Saudi authorities have not released information on resident casualties, but Saudi activists said the violence has killed more than a dozen people, both Saudis and foreigners, in addition to at least five armed militants.

A Saudi interior ministry official told Reuters that eight members of the police and four members of the special forces had been killed.

Reuters added that a three-year-old boy died on 9 August from injuries suffered when an armoured vehicle fired on his family's car in June.

UN experts on cultural rights, adequate housing and extreme poverty condemned Saudi Arabia's destruction of al-Musawara on 24 May, noting that the operation had forced "residents out of their homes and of the neighbourhood, fleeing for their lives".

They stated that the destruction of al-Musawara would "erase the traces of… historic and lived cultural heritage".

Shia discrimination

The town in Saudi Arabia's oil-rich east has a longstanding reputation of opposition to Saudi rule and was also the hub of a short-lived protest movement in 2011 inspired by the Arab Spring.

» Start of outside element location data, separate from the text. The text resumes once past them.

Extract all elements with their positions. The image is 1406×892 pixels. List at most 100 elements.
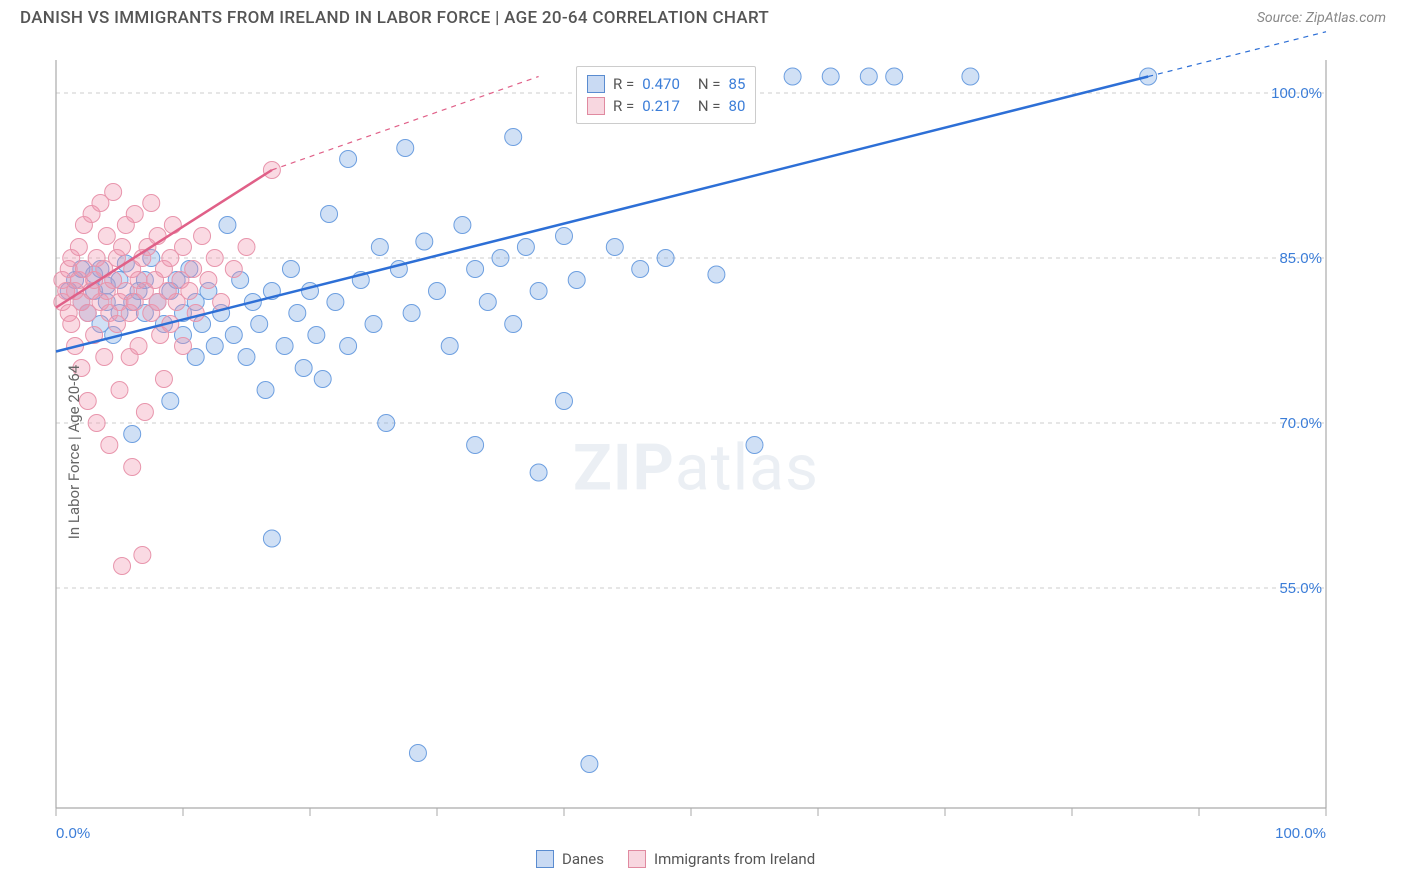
data-point xyxy=(397,140,414,157)
data-point xyxy=(556,393,573,410)
legend-item: Immigrants from Ireland xyxy=(628,850,815,868)
data-point xyxy=(378,415,395,432)
data-point xyxy=(441,338,458,355)
data-point xyxy=(657,250,674,267)
data-point xyxy=(162,393,179,410)
data-point xyxy=(454,217,471,234)
legend-label: Immigrants from Ireland xyxy=(654,850,815,868)
data-point xyxy=(371,239,388,256)
data-point xyxy=(746,437,763,454)
chart-header: DANISH VS IMMIGRANTS FROM IRELAND IN LAB… xyxy=(0,0,1406,32)
y-tick-label: 55.0% xyxy=(1279,580,1322,597)
y-axis-label: In Labor Force | Age 20-64 xyxy=(65,365,83,539)
data-point xyxy=(365,316,382,333)
data-point xyxy=(206,250,223,267)
data-point xyxy=(314,371,331,388)
data-point xyxy=(321,206,338,223)
data-point xyxy=(403,305,420,322)
data-point xyxy=(181,283,198,300)
data-point xyxy=(282,261,299,278)
data-point xyxy=(467,261,484,278)
data-point xyxy=(784,68,801,85)
data-point xyxy=(88,415,105,432)
data-point xyxy=(327,294,344,311)
chart-area: 55.0%70.0%85.0%100.0%0.0%100.0% ZIPatlas… xyxy=(56,48,1376,838)
n-value: 85 xyxy=(729,75,746,93)
data-point xyxy=(206,338,223,355)
data-point xyxy=(126,206,143,223)
data-point xyxy=(257,382,274,399)
trend-line-extrapolated xyxy=(1148,32,1326,77)
legend-label: Danes xyxy=(562,850,604,868)
data-point xyxy=(200,272,217,289)
x-tick-label-min: 0.0% xyxy=(56,825,90,842)
data-point xyxy=(164,217,181,234)
data-point xyxy=(136,404,153,421)
data-point xyxy=(556,228,573,245)
data-point xyxy=(175,338,192,355)
data-point xyxy=(276,338,293,355)
data-point xyxy=(409,745,426,762)
data-point xyxy=(962,68,979,85)
data-point xyxy=(289,305,306,322)
stats-row: R =0.217 N =80 xyxy=(587,95,745,117)
y-tick-label: 100.0% xyxy=(1271,85,1322,102)
data-point xyxy=(114,239,131,256)
chart-source: Source: ZipAtlas.com xyxy=(1257,10,1386,26)
series-swatch xyxy=(536,850,554,868)
data-point xyxy=(143,195,160,212)
r-label: R = xyxy=(613,97,634,115)
data-point xyxy=(467,437,484,454)
data-point xyxy=(340,338,357,355)
data-point xyxy=(416,233,433,250)
correlation-stats-box: R =0.470 N =85 R =0.217 N =80 xyxy=(576,66,756,124)
data-point xyxy=(114,558,131,575)
data-point xyxy=(263,530,280,547)
data-point xyxy=(130,338,147,355)
y-tick-label: 70.0% xyxy=(1279,415,1322,432)
data-point xyxy=(530,464,547,481)
data-point xyxy=(822,68,839,85)
data-point xyxy=(479,294,496,311)
data-point xyxy=(225,261,242,278)
data-point xyxy=(568,272,585,289)
data-point xyxy=(111,382,128,399)
data-point xyxy=(155,371,172,388)
data-point xyxy=(185,261,202,278)
x-tick-label-max: 100.0% xyxy=(1275,825,1326,842)
data-point xyxy=(63,316,80,333)
data-point xyxy=(308,327,325,344)
data-point xyxy=(101,437,118,454)
r-value: 0.470 xyxy=(642,75,680,93)
data-point xyxy=(581,756,598,773)
data-point xyxy=(708,266,725,283)
series-legend: Danes Immigrants from Ireland xyxy=(536,850,815,868)
r-label: R = xyxy=(613,75,634,93)
series-swatch xyxy=(587,75,605,93)
data-point xyxy=(860,68,877,85)
data-point xyxy=(505,129,522,146)
data-point xyxy=(251,316,268,333)
chart-title: DANISH VS IMMIGRANTS FROM IRELAND IN LAB… xyxy=(20,8,769,28)
data-point xyxy=(238,239,255,256)
stats-row: R = 0.470 N = 85 xyxy=(587,73,745,95)
data-point xyxy=(219,217,236,234)
data-point xyxy=(238,349,255,366)
data-point xyxy=(225,327,242,344)
data-point xyxy=(194,228,211,245)
n-label: N = xyxy=(698,75,721,93)
data-point xyxy=(134,547,151,564)
n-label: N = xyxy=(698,97,721,115)
data-point xyxy=(124,426,141,443)
data-point xyxy=(886,68,903,85)
r-value: 0.217 xyxy=(642,97,680,115)
data-point xyxy=(98,228,115,245)
series-swatch xyxy=(628,850,646,868)
data-point xyxy=(295,360,312,377)
data-point xyxy=(70,239,87,256)
data-point xyxy=(530,283,547,300)
data-point xyxy=(175,239,192,256)
data-point xyxy=(492,250,509,267)
data-point xyxy=(632,261,649,278)
series-swatch xyxy=(587,97,605,115)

One of the movement's leaders, Shia cleric Nimr al-Nimr, was executed in January 2016 on a terrorism indictment. The execution sparked a series of events leading to a breakdown of diplomatic relations with Iran and heightened sectarian tensions across the Gulf region.

Saudi Arabia's minority Shia community, which makes up an estimated 10 to 15 percent of the country's population of 32 million, has long complained of marginalisation.

"Saudi Shia in Awamiya face discrimination every day, and for the last three months have been caught in the crossfire," Whitson said.

"Saudi authorities should take immediate steps to allow people to safely return home, allow business and clinics to reopen, and compensate residents for property damage and destruction caused by security forces."